Thu Apr 7 01:02:01 UTC 2011

On Wed, Apr 6, 2011 at 5:40 PM, Jani Patokallio <jpatokal at iki.fi> wrote:

> So I've got a small wiki cluster which doesn't have particularly high
> load, but where reliability is important.  There is one MySQL DB
> master (load 0 = write only) and one slave (load 1 = read only).
>
> By default, if MySQL's replication fails, MediaWiki doesn't seem to
> notice and users get confused since their writes go to master and are
> not reflected in what they read from the slave.  However, the
> $wgDBservers help page says that there is a "max lag" parameter,
> defined as "Maximum replication lag before a slave will be taken out
> of rotation".
> [snip]
> If slave now fails, does this mean that a) both reads and writes are
> sent to master, or that b) MediaWiki switches into read-only mode
> since there are no slaves left to handle writes?  If the answer is
> "b", is there any way I can make scenario "a" happen?
>

It sounds like you mainly want to use replication to maintain a hot standby
database, not for load balancing. It may actually be best here to not tell
MediaWiki about the slave at all: use the master only, and consider using
some other HA proxy or whatever to hot-swap the old slave in for the master
if the master stops responding.

There's a little note in LoadBalancer::getRandomNonLagged() for the
all-slaves-lagged case:

            # No appropriate DB servers except maybe the master and some
slaves with zero load
            # Do NOT use the master
            # Instead, this function will return false, triggering read-only
mode,
            # and a lagged slave will be used instead.

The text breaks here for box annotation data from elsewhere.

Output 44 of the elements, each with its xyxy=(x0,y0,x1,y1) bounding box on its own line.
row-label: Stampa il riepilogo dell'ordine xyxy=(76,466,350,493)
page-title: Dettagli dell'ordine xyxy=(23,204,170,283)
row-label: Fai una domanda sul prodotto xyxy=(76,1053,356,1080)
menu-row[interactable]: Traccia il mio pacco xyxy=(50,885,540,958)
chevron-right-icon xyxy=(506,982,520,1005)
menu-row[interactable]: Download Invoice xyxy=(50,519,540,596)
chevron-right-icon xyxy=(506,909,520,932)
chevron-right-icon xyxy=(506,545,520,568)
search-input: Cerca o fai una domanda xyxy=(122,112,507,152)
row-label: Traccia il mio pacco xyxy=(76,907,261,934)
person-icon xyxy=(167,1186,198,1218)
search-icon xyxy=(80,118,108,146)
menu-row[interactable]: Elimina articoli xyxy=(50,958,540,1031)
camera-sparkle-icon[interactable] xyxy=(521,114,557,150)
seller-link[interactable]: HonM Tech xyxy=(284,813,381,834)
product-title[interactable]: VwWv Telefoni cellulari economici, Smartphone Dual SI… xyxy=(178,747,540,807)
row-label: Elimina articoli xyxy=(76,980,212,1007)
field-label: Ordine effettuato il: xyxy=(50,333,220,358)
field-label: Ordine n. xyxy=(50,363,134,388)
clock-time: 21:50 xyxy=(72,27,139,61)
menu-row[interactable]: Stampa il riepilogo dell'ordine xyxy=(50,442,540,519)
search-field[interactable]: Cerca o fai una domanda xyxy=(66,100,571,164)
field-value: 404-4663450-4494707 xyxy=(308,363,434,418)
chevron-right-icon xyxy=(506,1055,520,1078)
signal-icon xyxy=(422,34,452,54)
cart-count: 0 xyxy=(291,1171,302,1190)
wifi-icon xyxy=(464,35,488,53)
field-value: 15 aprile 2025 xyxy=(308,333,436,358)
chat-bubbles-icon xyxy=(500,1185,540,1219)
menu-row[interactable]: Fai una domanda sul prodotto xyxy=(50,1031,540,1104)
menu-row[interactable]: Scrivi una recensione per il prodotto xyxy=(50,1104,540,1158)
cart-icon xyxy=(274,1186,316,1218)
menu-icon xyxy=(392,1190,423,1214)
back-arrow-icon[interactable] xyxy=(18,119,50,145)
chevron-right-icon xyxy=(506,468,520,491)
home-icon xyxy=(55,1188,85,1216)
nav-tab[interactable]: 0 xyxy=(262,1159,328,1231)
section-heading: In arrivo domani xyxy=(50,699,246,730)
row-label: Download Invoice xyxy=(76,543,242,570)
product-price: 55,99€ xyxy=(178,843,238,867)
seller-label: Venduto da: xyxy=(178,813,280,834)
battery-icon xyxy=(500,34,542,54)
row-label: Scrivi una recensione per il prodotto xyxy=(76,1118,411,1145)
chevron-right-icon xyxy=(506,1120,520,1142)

Very early on we did try to fall back to master if no non-lagged slaves were
available, however it can be highly problematic if you're using replication
for the purpose of load balancing -- which is what MediaWiki's explicit
support for multiple database servers is designed for. Under load, you end
up with this sequence of events:

* load is relatively high, but read load is mostly spread over slaves
* some big operation comes through that causes slaves to lag
* requests keep coming in, but since slaves are lagged, all their read load
goes to master instead
* master is now overloaded with all its own requests *plus* the requests
that usually go to the slave servers, making both read/write and read-only
operations slow or unavailable
* ... operations grind to a halt on your site ...
* slave servers finally catch up and start getting load again
* hopefully, master load decreases and the site recovers

If you wish to change this logic, I believe you could probably tweak that
function, but I'd honestly recommend just letting MediaWiki talk to a single
server for your case.

-- brion